Hmm interesting. We’ve had what I would have called a more ‘normal’ early spring here but then later spring has been unsettled. I was thinking of the phrase “April showers bring May flowers”, which hasn’t happened until this year. For the last 2 or 3 years at least we’d had dry Aprils and wet Mays so it had been confusing for my plants. This year we had a wet April, though I’d say that May didn’t fulfil it’s promise of brightening up. Not so much wet as varied with hot weeks then cooler than average weeks. Perhaps this has confused the plants.

There was a dry week in early May as I remember having to go out with the hosepipe to water the whole garden (normally I wouldn’t need to in May).

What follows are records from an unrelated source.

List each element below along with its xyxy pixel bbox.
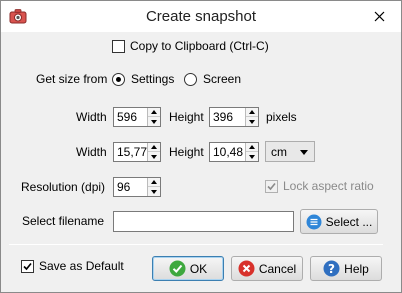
ok-button-label: OK [189, 261, 208, 276]
unit-height-value: 10,48 [213, 145, 244, 159]
unit-width-decrement[interactable] [148, 152, 160, 161]
svg-text:?: ? [328, 262, 335, 276]
radio-settings[interactable] [112, 73, 125, 86]
resolution-spinner[interactable]: 96 [113, 177, 161, 197]
title-bar: Create snapshot [1, 1, 401, 32]
close-button[interactable] [357, 1, 401, 32]
pixel-width-increment[interactable] [148, 108, 160, 117]
cancel-button[interactable]: Cancel [231, 256, 303, 281]
pixels-unit-label: pixels [266, 110, 297, 124]
radio-settings-label: Settings [131, 72, 175, 86]
lock-aspect-label: Lock aspect ratio [283, 179, 374, 193]
help-button[interactable]: ? Help [310, 256, 382, 281]
pixel-height-increment[interactable] [246, 108, 258, 117]
radio-screen[interactable] [184, 73, 197, 86]
chevron-down-icon [300, 150, 308, 155]
pixel-width-value: 596 [117, 110, 138, 124]
unit-width-label: Width [76, 145, 107, 159]
checkmark-icon [267, 182, 276, 191]
list-icon [306, 214, 322, 229]
unit-height-label: Height [169, 145, 204, 159]
resolution-decrement[interactable] [148, 187, 160, 196]
unit-height-increment[interactable] [246, 143, 258, 152]
filename-label: Select filename [22, 214, 105, 228]
pixel-width-decrement[interactable] [148, 117, 160, 126]
close-icon [374, 11, 384, 22]
unit-select[interactable]: cm [265, 141, 315, 162]
help-button-label: Help [344, 261, 369, 276]
footer-separator [9, 244, 383, 245]
radio-screen-label: Screen [203, 72, 242, 86]
resolution-increment[interactable] [148, 178, 160, 187]
ok-button[interactable]: OK [152, 256, 224, 281]
unit-width-spinner[interactable]: 15,77 [113, 142, 161, 162]
resolution-label: Resolution (dpi) [21, 180, 106, 194]
get-size-label: Get size from [36, 72, 108, 86]
pixel-width-label: Width [76, 110, 107, 124]
ok-check-icon [169, 260, 186, 277]
cancel-button-label: Cancel [258, 261, 297, 276]
lock-aspect-checkbox[interactable] [265, 180, 278, 193]
pixel-height-decrement[interactable] [246, 117, 258, 126]
dialog-window: Create snapshot Copy to Clipboard (Ctrl-… [0, 0, 402, 293]
unit-width-increment[interactable] [148, 143, 160, 152]
unit-width-value: 15,77 [117, 145, 148, 159]
copy-clipboard-checkbox[interactable] [112, 40, 125, 53]
select-file-button[interactable]: Select ... [300, 209, 378, 234]
pixel-height-value: 396 [213, 110, 234, 124]
filename-input[interactable] [113, 211, 294, 232]
unit-select-value: cm [271, 145, 287, 159]
select-file-button-label: Select ... [325, 214, 373, 229]
save-default-label: Save as Default [39, 259, 124, 273]
help-question-icon: ? [323, 260, 340, 277]
pixel-height-label: Height [169, 110, 204, 124]
checkmark-icon [23, 262, 32, 271]
unit-height-spinner[interactable]: 10,48 [209, 142, 259, 162]
save-default-checkbox[interactable] [21, 260, 34, 273]
unit-height-decrement[interactable] [246, 152, 258, 161]
window-title: Create snapshot [145, 8, 257, 25]
pixel-height-spinner[interactable]: 396 [209, 107, 259, 127]
resolution-value: 96 [117, 180, 131, 194]
cancel-x-icon [238, 260, 255, 277]
copy-clipboard-label: Copy to Clipboard (Ctrl-C) [130, 39, 269, 53]
pixel-width-spinner[interactable]: 596 [113, 107, 161, 127]
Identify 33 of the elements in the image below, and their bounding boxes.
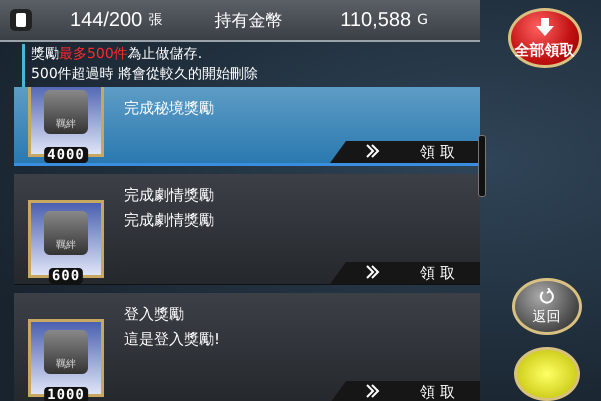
claim-button[interactable]: 領 取 [330, 262, 480, 284]
claim-button[interactable]: 領 取 [330, 381, 480, 401]
notice-text: 500件超過時 將會從較久的開始刪除 [31, 65, 260, 84]
claim-button[interactable]: 領 取 [330, 141, 480, 163]
icon-label: 羈絆 [56, 238, 76, 252]
count-unit: 張 [148, 11, 162, 29]
coin-label: 持有金幣 [214, 10, 282, 32]
chevron-icon [366, 144, 380, 160]
refresh-icon [538, 288, 556, 306]
reward-quantity: 1000 [44, 387, 88, 401]
claim-all-button[interactable]: 全部領取 [508, 8, 582, 68]
reward-title: 完成秘境獎勵 [124, 99, 214, 118]
reward-row[interactable]: 羈絆 4000 完成秘境獎勵 領 取 [14, 87, 480, 166]
reward-row[interactable]: 羈絆 600 完成劇情獎勵 完成劇情獎勵 領 取 [14, 174, 480, 285]
coin-unit: G [417, 12, 428, 28]
item-count: 144/200 [70, 8, 142, 32]
chevron-icon [366, 384, 380, 400]
reward-quantity: 600 [48, 268, 84, 284]
reward-quantity: 4000 [44, 147, 88, 163]
notice-text: 獎勵最多500件為止做儲存. [31, 45, 204, 64]
icon-label: 羈絆 [56, 358, 76, 371]
reward-description: 這是登入獎勵! [124, 330, 220, 349]
coin-amount: 110,588 [340, 8, 412, 32]
reward-title: 完成劇情獎勵 [124, 186, 214, 205]
back-button[interactable]: 返回 [512, 278, 582, 336]
reward-description: 完成劇情獎勵 [124, 211, 214, 230]
scrollbar[interactable] [478, 135, 486, 197]
down-arrow-icon [534, 16, 554, 37]
reward-row[interactable]: 羈絆 1000 登入獎勵 這是登入獎勵! 領 取 [14, 293, 480, 401]
chevron-icon [366, 264, 380, 282]
reward-title: 登入獎勵 [124, 305, 185, 324]
icon-label: 羈絆 [56, 118, 76, 131]
menu-icon[interactable] [10, 9, 32, 31]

Certainly overall my plants are different to previous years. My flower seedlings germinated quickly and very well, got to 2 inches and then just stopped. They didn’t die and didn’t grow. They’ve been like that for 3-4 weeks. My dad lives 100 miles north of me and said exactly the same happened with his – different seeds, different soil, etc. That includes seeds that are either in the house, greenhouse or under cloche.

I’ve snapped the seed heads off the onions. If this works then I’d definitely overwinter them again. I put half in to overwinter and the rest in early spring. Half of the spring ones disappeared, whereas all the winter ones are still there and growing beautifully. Just as long as they’re edible at the end of it all;)

I did notice that it was mainly the red onions that tried to seed rather than the white.